In his mid-20s, Sam Altman sold the Silicon Valley start-up he founded for $43.4 million. Now Altman is famous for being a partner at legendary start-up shop Y Combinator, which has funded start-ups (including the likes of Aribnb and Dropbox) that are now worth a combined total of over $100 billion.
On Thursday, Altman revealed how to achieve such extreme success in blog post called “How To Be Successful.” It’s been viewed more than 200,000 times, according to Altman’s site, and he calls it “one of the most important things I’ve ever written.”
“I’ve observed thousands of founders and thought a lot about what it takes to make a huge amount of money or to create something important. Usually, people start off wanting the former and end up wanting the latter,” Altman writes. “Everything here is easier to do once you’ve already reached a baseline degree of success (through privilege or effort) and want to put in the work to turn that into outlier success. But much of it applies to anyone.”

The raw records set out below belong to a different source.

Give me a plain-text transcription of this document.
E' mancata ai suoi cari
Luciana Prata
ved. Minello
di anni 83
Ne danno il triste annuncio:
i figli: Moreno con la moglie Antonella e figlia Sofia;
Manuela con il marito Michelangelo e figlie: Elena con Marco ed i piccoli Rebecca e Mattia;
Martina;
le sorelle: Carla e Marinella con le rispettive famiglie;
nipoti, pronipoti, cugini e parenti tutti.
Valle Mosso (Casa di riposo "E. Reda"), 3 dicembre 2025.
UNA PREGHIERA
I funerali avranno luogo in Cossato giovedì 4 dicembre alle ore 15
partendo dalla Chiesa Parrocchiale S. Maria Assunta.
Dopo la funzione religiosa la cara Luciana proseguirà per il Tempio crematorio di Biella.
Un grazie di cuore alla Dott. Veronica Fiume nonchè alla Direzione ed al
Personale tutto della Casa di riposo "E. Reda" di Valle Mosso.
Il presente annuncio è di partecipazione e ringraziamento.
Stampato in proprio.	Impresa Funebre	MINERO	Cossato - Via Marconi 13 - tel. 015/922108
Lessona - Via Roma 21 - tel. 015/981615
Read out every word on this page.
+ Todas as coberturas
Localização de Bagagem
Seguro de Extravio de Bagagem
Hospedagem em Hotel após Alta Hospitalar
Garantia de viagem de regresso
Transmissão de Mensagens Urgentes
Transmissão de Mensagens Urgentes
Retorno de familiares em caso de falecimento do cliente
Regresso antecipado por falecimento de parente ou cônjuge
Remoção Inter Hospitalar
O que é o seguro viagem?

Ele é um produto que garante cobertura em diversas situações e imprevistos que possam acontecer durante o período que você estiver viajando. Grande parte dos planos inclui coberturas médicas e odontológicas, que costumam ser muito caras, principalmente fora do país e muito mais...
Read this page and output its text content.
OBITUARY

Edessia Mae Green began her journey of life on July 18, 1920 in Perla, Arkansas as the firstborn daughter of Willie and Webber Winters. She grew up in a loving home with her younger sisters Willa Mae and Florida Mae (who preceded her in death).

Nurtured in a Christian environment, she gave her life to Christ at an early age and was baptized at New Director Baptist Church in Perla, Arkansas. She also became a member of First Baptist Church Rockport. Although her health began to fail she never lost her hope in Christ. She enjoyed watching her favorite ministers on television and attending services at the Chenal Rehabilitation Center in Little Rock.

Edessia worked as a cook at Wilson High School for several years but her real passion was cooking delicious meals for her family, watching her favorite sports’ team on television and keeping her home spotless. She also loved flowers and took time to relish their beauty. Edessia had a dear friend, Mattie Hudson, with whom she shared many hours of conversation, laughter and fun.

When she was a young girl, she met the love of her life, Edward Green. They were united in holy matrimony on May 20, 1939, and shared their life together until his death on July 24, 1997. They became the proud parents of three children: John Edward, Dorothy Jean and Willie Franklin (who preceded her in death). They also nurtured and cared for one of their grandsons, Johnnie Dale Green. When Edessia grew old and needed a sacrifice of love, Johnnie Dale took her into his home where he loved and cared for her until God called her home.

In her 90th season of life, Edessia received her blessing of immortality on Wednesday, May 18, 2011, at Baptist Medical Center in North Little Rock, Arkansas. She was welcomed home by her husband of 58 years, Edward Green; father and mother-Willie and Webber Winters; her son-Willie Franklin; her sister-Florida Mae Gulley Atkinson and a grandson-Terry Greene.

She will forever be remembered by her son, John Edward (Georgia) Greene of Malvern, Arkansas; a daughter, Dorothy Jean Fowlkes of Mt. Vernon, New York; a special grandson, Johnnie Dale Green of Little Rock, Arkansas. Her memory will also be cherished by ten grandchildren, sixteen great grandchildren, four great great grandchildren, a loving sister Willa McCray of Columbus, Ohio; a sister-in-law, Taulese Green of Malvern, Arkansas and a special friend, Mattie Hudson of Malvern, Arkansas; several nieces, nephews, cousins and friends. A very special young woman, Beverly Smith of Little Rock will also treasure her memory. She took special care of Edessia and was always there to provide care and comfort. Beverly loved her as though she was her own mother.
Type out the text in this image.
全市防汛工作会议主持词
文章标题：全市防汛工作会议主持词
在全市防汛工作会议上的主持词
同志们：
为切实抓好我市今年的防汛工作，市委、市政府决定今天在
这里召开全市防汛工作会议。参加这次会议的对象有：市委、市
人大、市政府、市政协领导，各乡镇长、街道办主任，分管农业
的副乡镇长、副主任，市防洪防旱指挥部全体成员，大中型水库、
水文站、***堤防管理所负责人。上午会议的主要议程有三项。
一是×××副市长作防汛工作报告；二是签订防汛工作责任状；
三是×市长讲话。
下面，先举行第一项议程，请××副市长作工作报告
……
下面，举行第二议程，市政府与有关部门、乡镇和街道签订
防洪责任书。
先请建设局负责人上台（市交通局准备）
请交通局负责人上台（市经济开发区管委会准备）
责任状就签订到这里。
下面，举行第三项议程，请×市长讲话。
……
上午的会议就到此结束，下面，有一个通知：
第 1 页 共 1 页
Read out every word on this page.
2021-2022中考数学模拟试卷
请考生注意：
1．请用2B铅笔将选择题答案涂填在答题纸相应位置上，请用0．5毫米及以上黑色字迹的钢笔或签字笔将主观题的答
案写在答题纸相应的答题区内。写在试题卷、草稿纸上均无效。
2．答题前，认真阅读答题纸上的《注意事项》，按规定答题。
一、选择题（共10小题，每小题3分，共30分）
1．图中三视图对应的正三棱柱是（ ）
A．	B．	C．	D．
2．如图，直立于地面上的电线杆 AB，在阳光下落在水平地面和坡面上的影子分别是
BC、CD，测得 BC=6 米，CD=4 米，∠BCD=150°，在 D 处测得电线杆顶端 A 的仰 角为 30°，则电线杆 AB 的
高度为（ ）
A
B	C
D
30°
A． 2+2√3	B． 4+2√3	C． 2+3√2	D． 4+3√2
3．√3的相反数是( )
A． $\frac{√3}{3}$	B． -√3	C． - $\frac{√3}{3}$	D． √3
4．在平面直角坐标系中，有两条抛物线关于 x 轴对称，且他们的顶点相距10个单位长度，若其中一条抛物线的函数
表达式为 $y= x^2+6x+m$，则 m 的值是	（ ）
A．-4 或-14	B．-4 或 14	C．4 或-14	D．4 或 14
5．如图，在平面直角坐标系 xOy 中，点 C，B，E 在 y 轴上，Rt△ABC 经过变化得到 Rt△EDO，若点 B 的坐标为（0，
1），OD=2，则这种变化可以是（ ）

Here are seven pieces of advice from Altman on how to be extraordinarily successful.
Think for yourself
“One of the most powerful lessons to learn is that you can figure out what to do in situations that seem to have no solution. The more times you do this, the more you will believe it. Grit comes from learning you can get back up after you get knocked down,” Altman writes.
Believe in yourself
Also immensely powerful is “self-belief,” he says. “The most successful people I know believe in themselves almost to the point of delusion.”
Elon Musk gave Altman a tour of SpaceX “many years ago” and heard the tech entrepreneur talk about manufacturing rockets, “but the thing that sticks in memory was the look of absolute certainty on his face when he talked about sending large rockets to Mars. I left thinking ‘huh, so that’s the benchmark for what conviction looks like,'” Altman says.
But equally important is listening to feedback.
“Self-belief must be balanced with self-awareness. I used to hate criticism of any sort and actively avoided it. Now I try to always listen to it with the assumption that it’s true, and then decide if I want to act on it or not. Truth-seeking is hard and often painful, but it is what separates self-belief from self-delusion,” Altman says.
Learn to focus
Quality trumps quantity.
“It is much more important to work on the right thing than it is to work many hours,” says Altman. “Once you have figured out what to do, be unstoppable about getting your small handful of priorities accomplished quickly. I have yet to meet a slow-moving person who is very successful.”
Work smart and hard
“You can get to about the 90th percentile in your field by working either smart or hard, which is still a great accomplishment,” says Altman. “But getting to the 99th percentile requires both—you will be competing with other very talented people who will have great ideas and be willing to work a lot.”
And “the earlier you do it, the more time you have for the benefits to pay off. It’s also easier to work hard when you have fewer other responsibilities, which is frequently but not always the case when you’re young,” Altman says.
Still, to work at peak capacity for extended periods of time you’ll have to find ways to avoid burnout.
“People find their own strategies for this, but one that almost always works is to find work you like doing with people you enjoy spending a lot of time with,” Altman says.
Go for exponential growth
“I am willing to take as much time as needed between projects to find my next thing. But I always want it to be a project that, if successful, will make the rest of my career look like a footnote,” Altman says. “Most people get bogged down in linear opportunities. Be willing to let small opportunities go to focus on potential step changes.”
“A big secret is that you can bend the world to your will a surprising percentage of the time — most people don’t even try, and just accept that things are the way that they are,” writes Altman.
Your salary won’t make you rich — owning things will
You can own real estate, a part of a business, intellectual property or a natural resource. “But somehow or other, you need to own equity in something, instead of just selling your time. Time only scales linearly,” Altman writes.